Reduce dalla grandiosa epopea di "Glory Hope Mountain" – emozionante concept sulla travagliate vicende di vita della madre, Gloria Esperanza Montoya – Rolf Klausener si sarà trovato "svuotato" emotivamente di fronte alla prospettiva di proseguire idealmente il percorso iniziato con un'opera così sentita e personale. Sarà forse per questo che sono passati tre anni da quel disco, tre anni in cui la sua band, i The Acorn, si è dovuta ritirare nel nord del Quebec a trovare l'ispirazione, in un cottage circondato di fruscii e oscurità.

L'inevitabile scombussolamento assume contorni definiti nell'ascolto di questo "No Ghost", ondeggiante panorama di luce soffusa a volte ("Cobbled From Dust", "On The Line", "Almanac"), giocoso trepestio in altre ("Crossed Wires", "Restoration").
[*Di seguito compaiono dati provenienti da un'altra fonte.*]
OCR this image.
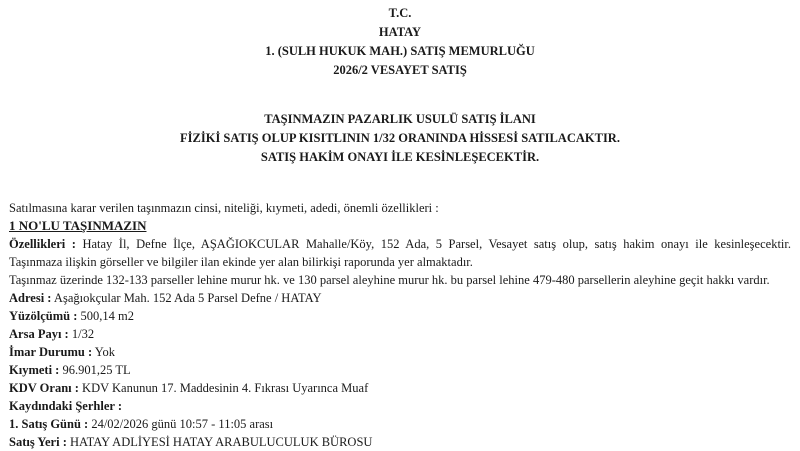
T.C.
HATAY
1. (SULH HUKUK MAH.) SATIŞ MEMURLUĞU
2026/2 VESAYET SATIŞ
TAŞINMAZIN PAZARLIK USULÜ SATIŞ İLANI
FİZİKİ SATIŞ OLUP KISITLININ 1/32 ORANINDA HİSSESİ SATILACAKTIR.
SATIŞ HAKİM ONAYI İLE KESİNLEŞECEKTİR.
Satılmasına karar verilen taşınmazın cinsi, niteliği, kıymeti, adedi, önemli özellikleri :
1 NO'LU TAŞINMAZIN
Özellikleri : Hatay İl, Defne İlçe, AŞAĞIOKCULAR Mahalle/Köy, 152 Ada, 5 Parsel, Vesayet satış olup, satış hakim onayı ile kesinleşecektir.
Taşınmaza ilişkin görseller ve bilgiler ilan ekinde yer alan bilirkişi raporunda yer almaktadır.
Taşınmaz üzerinde 132-133 parseller lehine murur hk. ve 130 parsel aleyhine murur hk. bu parsel lehine 479-480 parsellerin aleyhine geçit hakkı vardır.
Adresi : Aşağıokçular Mah. 152 Ada 5 Parsel Defne / HATAY
Yüzölçümü : 500,14 m2
Arsa Payı : 1/32
İmar Durumu : Yok
Kıymeti : 96.901,25 TL
KDV Oranı : KDV Kanunun 17. Maddesinin 4. Fıkrası Uyarınca Muaf
Kaydındaki Şerhler :
1. Satış Günü : 24/02/2026 günü 10:57 - 11:05 arası
Satış Yeri : HATAY ADLİYESİ HATAY ARABULUCULUK BÜROSU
Klausener è sicuramente un buon interprete, per come riesce a tenere la barra anche – e forse soprattutto, perché no – negli episodi più intimi ("On The Line"). Senza avere le doti vocali di un Pecknold, ma giocando con semplicità e trasporto su un paio di accordi e accompagnamenti minimali ma centrati. Va da sé che "No Ghost" è un disco in cui bisogna sapersi accontentare, nonostante i tentativi di rievocare ambientazioni esotiche, à-la Dodos, sulla scorta di intrecci di percussioni e schitarrate tonanti ("Bobcat Goldwrath", "Crossed Wires", "Restoration") – nel contempo ammiccando al rock alternativo statunitense, nei dintorni degli Yo La Tengo.

Questi echi di tribalismo non sortiscono lo stesso effetto evocativo del precedente disco, risultando vezzi in fin dei conti "casuali" che non contribuiscono granché ad aumentare la profondità del disco.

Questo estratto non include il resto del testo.